A common misconception is that white wine doesn’t age as long as red. This Meursault from 2001 gave the lie to that: it's such a remarkably fresh and alive wine, with a balanced richness characteristic of the best wines from the village. With aromas of vanilla, peach, apricot, and cream, this wine came into its own on the palate with its grainy, seamless texture and lasting finish. In a blind tasting, there’d be no way I’d guess it was so old. ✪✪✪✪✪✪✪

Maison Leroy Monthélie 2015 (c.$225)

Monthélie is a village located next to Volnay and Meursault, producing quite voluptuous wines with a firm tannic structure. It's often overlooked and this is an example of how a village wine can promote an appellation as a single, distinct identity. This young wine has lots of upfront ripe red fruits as well as being pretty and floral, on top of an oaky, vanilla, creamy, spicy texture. Quite tannic, firm, and chewy on the palate, but round and mouth-filling. Give this wine some time. ✪✪✪✪✪✪

Maison Leroy Savigny-lès-Beaune 1974 (no price)
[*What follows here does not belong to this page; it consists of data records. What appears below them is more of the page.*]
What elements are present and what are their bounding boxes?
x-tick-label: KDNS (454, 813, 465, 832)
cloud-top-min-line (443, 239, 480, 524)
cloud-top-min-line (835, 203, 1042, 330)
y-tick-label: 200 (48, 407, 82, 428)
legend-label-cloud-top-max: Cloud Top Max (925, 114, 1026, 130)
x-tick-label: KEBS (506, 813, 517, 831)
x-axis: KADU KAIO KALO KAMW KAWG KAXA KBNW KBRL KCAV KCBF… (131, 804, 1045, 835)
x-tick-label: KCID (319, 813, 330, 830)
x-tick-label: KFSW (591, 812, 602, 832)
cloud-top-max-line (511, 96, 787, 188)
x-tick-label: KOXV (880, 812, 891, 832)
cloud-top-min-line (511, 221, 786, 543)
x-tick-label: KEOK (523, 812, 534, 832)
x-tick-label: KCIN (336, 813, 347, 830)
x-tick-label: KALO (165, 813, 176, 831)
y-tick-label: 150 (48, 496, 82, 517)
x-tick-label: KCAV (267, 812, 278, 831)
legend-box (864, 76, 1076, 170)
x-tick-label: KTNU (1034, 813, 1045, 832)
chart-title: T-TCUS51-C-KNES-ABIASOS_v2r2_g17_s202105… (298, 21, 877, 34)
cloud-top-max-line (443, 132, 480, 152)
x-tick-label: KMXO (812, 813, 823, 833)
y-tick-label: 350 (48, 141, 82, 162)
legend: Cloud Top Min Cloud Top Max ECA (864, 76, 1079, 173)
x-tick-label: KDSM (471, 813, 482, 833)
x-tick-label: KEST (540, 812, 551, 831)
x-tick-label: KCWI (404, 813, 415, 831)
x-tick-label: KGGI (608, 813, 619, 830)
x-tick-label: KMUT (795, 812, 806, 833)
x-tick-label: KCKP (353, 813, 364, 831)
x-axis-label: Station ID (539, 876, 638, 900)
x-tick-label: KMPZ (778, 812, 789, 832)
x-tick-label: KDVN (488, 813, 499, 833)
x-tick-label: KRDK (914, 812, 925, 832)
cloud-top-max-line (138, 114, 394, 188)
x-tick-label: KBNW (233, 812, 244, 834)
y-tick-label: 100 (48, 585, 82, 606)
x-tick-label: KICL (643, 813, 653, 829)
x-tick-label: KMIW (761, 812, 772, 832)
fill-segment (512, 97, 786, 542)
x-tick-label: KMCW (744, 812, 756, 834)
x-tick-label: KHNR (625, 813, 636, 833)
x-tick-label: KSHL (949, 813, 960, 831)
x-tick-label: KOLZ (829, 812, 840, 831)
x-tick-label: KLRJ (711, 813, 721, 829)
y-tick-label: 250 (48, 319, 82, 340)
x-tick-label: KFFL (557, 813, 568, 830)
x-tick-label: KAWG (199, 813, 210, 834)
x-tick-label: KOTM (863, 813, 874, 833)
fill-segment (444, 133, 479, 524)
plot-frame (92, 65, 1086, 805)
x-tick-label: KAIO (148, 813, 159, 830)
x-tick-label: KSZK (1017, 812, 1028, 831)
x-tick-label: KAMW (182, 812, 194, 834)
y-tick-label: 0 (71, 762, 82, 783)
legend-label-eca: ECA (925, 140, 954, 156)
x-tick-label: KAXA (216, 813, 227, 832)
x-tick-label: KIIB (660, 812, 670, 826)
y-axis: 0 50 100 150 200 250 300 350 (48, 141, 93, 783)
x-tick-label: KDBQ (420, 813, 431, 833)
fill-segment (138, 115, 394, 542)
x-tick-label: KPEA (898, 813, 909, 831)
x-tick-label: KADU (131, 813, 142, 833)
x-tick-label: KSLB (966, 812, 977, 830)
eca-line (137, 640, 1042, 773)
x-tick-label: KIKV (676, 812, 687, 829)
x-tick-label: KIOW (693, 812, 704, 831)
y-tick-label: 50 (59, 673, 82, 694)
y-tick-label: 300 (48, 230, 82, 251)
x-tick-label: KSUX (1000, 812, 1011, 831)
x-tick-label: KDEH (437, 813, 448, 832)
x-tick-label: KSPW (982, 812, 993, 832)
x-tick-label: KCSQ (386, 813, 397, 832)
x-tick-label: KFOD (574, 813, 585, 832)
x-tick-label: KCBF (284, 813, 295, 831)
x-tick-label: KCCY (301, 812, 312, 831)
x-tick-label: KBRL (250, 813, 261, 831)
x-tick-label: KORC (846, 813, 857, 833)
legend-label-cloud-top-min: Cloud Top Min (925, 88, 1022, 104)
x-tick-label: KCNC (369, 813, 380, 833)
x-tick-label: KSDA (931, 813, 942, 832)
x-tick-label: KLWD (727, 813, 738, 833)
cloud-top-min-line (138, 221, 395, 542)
One of the many controversies surrounding Leroy is the price of the wines. Even the introductory Bourgognes Blanc and Rouge sell for around $100 - as good as the Bourgogne Blanc I tried was, there’s no way it should be that expensive. The refute is in how well the wines age: you’re not just paying for a young wine, you’re paying for one that will last decades.  

So, naturally, the Leroy rep got out a bottle from 1974 from his personal collection. Apparently 1974 was a bad vintage, but this wine gave no indication of inferiority. The nose was old, stinky, and nutty - it was the palate that really impressed because it still had a balance between firm tannins, high acidity, and rich, concentrated aromas with a long spicy finish. ✪✪✪✪✪

For an interesting discussion on the merits of blending, listen to the Wine Scholar Guild podcast which features an interview by Andrew Jefford with French sommelier Christophe Tassan.